Pour ce faire, le premier recours doit être étayé et les généralistes mieux formés à la santé mentale. C'est « impératif et urgent », insistent les auteurs. Le rapport propose qu'un stage soit obligatoire lors du second cycle et du 3e cycle des études médicales. Des initiatives de dispositifs de soins partagés entre généralistes de ville et psychiatres du secteur, comme à Toulouse et dans les Yvelines, sont aussi prises en exemple.
Autre idée : articuler les CMP avec la médecine de ville et s'intégrer aux communautés professionnelles territoriales de santé (CPTS), indique le rapport. « Des professionnels libéraux (psychiatres et psychologues) pourraient aussi consacrer des créneaux horaires de consultations non programmées dans les CMP », indique Martine Wonner, qui plaide aussi pour le remboursement des psychothérapies par les psychologues.

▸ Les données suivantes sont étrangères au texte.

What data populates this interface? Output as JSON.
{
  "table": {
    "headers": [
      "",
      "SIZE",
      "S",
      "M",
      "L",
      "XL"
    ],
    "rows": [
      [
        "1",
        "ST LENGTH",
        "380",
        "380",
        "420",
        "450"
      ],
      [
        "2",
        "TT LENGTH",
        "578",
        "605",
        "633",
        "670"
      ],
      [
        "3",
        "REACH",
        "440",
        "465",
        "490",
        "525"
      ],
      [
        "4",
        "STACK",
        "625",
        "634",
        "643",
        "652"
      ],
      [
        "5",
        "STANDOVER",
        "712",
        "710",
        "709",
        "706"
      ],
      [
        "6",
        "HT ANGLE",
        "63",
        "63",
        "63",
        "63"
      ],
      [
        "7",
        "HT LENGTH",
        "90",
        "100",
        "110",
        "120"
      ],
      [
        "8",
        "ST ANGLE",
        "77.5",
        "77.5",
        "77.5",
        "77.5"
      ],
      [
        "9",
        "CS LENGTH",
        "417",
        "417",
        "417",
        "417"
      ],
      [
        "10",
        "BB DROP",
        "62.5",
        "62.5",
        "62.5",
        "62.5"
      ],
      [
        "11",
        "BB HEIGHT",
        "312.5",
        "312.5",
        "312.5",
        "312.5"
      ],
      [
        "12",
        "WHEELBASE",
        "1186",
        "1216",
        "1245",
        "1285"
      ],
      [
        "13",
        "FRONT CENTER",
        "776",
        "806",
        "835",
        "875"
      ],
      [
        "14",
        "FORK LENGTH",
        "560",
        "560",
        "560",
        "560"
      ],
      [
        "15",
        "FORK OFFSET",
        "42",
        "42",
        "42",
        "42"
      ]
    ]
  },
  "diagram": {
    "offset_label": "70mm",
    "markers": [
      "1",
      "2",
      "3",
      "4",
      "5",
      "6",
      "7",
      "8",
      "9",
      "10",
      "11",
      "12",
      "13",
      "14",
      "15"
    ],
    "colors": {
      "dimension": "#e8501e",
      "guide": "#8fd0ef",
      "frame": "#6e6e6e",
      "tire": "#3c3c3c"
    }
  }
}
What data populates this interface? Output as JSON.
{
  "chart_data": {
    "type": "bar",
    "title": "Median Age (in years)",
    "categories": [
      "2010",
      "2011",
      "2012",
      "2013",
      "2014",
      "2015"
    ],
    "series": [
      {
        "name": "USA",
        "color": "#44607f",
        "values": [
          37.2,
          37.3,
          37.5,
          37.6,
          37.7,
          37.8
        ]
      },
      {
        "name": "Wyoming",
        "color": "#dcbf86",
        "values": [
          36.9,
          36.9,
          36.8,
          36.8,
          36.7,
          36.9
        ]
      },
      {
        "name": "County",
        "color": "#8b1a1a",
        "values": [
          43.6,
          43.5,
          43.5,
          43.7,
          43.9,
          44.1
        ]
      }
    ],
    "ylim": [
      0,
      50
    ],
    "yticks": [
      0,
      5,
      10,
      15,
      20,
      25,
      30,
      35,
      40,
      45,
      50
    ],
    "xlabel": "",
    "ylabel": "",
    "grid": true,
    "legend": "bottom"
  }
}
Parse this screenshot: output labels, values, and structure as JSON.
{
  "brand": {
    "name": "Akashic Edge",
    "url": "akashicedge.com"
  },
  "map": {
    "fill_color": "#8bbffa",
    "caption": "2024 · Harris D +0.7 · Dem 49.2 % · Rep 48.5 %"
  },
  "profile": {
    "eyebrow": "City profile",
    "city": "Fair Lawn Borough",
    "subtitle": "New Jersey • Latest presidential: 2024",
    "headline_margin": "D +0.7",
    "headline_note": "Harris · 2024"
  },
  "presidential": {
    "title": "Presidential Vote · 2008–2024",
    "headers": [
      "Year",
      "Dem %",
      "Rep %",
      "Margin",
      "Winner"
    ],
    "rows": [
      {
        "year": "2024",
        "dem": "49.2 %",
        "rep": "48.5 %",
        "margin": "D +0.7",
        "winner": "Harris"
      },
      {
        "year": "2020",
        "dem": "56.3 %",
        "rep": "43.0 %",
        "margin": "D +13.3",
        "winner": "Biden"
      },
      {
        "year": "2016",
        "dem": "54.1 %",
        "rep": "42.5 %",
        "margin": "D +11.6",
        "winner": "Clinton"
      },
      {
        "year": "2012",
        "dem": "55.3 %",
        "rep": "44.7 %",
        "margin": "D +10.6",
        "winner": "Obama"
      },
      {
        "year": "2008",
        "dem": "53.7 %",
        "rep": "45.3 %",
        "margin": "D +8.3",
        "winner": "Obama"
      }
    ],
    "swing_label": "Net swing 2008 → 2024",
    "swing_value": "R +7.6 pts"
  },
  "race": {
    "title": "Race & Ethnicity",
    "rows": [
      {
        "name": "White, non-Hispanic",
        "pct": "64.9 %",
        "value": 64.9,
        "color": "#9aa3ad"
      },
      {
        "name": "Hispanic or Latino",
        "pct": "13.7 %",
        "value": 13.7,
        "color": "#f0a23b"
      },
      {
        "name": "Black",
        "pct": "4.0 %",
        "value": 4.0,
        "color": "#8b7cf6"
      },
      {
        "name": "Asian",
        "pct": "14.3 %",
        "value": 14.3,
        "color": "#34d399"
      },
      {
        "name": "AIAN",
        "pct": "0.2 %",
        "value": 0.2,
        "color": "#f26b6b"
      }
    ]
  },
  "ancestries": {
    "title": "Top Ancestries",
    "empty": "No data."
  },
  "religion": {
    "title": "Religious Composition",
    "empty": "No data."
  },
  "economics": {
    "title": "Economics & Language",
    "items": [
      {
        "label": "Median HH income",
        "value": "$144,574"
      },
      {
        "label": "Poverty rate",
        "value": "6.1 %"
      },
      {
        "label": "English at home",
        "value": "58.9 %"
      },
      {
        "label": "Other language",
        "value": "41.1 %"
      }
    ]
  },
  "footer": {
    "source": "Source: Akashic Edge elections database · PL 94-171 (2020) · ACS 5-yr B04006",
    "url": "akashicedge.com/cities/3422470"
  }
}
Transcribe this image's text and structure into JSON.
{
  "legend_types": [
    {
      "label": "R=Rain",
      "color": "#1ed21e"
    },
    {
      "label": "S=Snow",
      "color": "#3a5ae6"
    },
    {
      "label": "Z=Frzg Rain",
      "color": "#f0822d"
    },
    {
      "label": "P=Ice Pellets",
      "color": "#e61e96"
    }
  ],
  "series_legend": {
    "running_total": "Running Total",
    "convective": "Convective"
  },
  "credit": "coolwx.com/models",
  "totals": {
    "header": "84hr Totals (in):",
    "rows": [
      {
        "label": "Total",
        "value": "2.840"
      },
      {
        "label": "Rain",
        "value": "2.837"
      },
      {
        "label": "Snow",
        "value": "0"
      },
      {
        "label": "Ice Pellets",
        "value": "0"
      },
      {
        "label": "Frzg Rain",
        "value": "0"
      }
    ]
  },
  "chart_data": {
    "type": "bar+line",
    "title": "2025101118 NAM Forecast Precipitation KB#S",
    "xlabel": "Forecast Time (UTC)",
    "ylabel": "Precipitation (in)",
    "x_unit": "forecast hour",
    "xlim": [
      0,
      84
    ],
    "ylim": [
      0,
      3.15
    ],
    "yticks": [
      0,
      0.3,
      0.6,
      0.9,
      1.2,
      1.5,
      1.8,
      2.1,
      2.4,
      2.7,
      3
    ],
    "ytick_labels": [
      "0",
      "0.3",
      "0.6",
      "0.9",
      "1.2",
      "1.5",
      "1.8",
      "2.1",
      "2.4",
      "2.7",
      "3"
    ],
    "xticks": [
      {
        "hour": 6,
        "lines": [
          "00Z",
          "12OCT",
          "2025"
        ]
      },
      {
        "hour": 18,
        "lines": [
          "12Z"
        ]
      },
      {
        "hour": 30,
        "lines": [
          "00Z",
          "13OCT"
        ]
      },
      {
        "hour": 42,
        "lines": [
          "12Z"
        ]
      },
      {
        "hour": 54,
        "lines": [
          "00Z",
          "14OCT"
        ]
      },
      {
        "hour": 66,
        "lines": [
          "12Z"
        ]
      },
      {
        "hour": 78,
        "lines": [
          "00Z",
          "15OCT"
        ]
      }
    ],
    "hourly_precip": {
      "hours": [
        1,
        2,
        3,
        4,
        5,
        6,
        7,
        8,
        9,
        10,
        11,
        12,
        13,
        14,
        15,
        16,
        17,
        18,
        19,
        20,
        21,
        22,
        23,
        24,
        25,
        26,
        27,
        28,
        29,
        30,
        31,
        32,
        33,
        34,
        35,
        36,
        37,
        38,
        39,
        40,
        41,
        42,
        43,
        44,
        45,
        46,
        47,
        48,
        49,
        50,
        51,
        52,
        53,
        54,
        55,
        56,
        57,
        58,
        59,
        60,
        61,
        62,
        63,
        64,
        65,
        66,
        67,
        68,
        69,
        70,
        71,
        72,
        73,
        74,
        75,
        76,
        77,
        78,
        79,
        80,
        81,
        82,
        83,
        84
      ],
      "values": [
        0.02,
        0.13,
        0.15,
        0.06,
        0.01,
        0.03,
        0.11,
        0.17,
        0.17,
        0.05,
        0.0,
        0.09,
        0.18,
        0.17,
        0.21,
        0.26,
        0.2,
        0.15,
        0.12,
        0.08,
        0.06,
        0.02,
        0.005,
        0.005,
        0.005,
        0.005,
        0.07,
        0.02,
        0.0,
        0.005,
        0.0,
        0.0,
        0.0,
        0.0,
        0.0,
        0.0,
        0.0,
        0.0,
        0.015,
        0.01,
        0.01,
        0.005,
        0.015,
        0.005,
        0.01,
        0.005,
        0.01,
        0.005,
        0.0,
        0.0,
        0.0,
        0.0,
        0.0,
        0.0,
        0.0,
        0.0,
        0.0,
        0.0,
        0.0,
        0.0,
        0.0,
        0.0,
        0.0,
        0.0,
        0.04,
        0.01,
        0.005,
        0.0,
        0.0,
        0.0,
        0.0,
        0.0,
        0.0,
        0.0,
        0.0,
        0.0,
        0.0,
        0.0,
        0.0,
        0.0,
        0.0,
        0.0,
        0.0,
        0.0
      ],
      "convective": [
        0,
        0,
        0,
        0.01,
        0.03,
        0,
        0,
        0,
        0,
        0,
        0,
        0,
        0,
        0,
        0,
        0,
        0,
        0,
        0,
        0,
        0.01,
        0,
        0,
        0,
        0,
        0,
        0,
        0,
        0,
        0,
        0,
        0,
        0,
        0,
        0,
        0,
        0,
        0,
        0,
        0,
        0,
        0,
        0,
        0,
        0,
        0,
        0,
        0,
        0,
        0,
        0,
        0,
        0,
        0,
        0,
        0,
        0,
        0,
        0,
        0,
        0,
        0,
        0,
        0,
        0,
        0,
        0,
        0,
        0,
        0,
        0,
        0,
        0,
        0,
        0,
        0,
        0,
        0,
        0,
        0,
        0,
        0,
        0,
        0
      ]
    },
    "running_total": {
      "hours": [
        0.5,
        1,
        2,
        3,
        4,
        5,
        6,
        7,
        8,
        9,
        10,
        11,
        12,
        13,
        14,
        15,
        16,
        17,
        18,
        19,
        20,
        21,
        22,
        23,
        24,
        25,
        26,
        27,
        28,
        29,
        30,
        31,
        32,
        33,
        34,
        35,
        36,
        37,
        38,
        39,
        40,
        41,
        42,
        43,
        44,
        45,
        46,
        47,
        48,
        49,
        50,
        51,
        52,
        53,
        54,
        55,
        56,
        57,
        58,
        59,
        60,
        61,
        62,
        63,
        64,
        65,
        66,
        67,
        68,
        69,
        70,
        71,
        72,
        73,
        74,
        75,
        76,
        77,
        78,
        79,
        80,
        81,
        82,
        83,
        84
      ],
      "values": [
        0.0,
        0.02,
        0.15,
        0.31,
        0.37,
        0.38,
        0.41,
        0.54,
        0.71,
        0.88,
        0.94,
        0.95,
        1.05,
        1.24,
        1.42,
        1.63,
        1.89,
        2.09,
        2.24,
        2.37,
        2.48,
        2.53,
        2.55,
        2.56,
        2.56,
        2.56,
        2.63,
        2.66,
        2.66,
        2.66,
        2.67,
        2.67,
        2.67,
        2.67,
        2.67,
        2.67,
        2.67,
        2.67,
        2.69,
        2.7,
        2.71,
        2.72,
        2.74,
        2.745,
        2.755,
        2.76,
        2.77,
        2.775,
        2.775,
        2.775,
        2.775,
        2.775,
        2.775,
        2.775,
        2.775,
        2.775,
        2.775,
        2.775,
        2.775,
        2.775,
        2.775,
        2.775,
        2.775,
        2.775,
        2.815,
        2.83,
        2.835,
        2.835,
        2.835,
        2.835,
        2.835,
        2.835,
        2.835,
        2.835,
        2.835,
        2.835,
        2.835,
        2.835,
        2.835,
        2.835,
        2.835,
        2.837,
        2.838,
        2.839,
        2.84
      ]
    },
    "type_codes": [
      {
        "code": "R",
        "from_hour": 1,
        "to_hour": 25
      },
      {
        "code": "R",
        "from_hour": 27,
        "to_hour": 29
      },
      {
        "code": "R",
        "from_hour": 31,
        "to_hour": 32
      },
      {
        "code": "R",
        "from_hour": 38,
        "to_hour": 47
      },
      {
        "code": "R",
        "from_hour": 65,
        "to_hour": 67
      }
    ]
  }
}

Un transfert à 80 % des moyens hospitaliers vers l'ambulatoire
Autre préconisation : prendre largement le virage ambulatoire, en s'inspirant cette fois de la Belgique, où une partie des moyens financiers des hôpitaux ont été alloués vers de nouveaux services organisés en réseaux et vers des équipes mobiles. Le rapport fixe comme objectif à 10 ans que 80 % du personnel et des moyens de l'hôpital psychiatrique soient transférés en ambulatoire. « Arrêtons de financer des murs, finançons des équipes mobiles [hospitalières, NDLR] qui pourront répondre aux urgences et "aller vers" », plaide Martine Wonner.
Actuellement, pour 20 411 places d'hospitalisation à temps plein, on compte 183 places thérapeutiques en familles, 191 places dans des appartements thérapeutiques, 926 places en centres postcure, 57 places d'hospitalisation à domicile (HAD) et 54 places en centres de crise.
En parallèle et toujours pour dynamiser la prise en charge ambulatoire, le rapport évoque la création d'un guichet unique propre au secteur, « sorte de plateforme de soins de proximité, généraliste, en santé mentale, largement accessible avec des soins non programmés, sans liste d’attente, au cœur de la cité, organisée en équipes pluridisciplinaires, en liaison avec les associations, les familles et les autres acteurs locaux ».
À l'hôpital, la députée Wonner demande carrément un « moratoire » sur l'ouverture de lits, un point qui va à l'encontre des demandes des professionnels du secteur, qui ont multiplié les grèves ces derniers mois. Elle diverge ici avec Caroline Fiat, qui veut d'abord sortir de l'intra-hospitalier avant de fermer des lits « dans un deuxième temps ». « Agir en sens inverse ne pourrait que conduire à l’implosion de l’hôpital psychiatrique », estime l'élue de Meurthe-et-Moselle.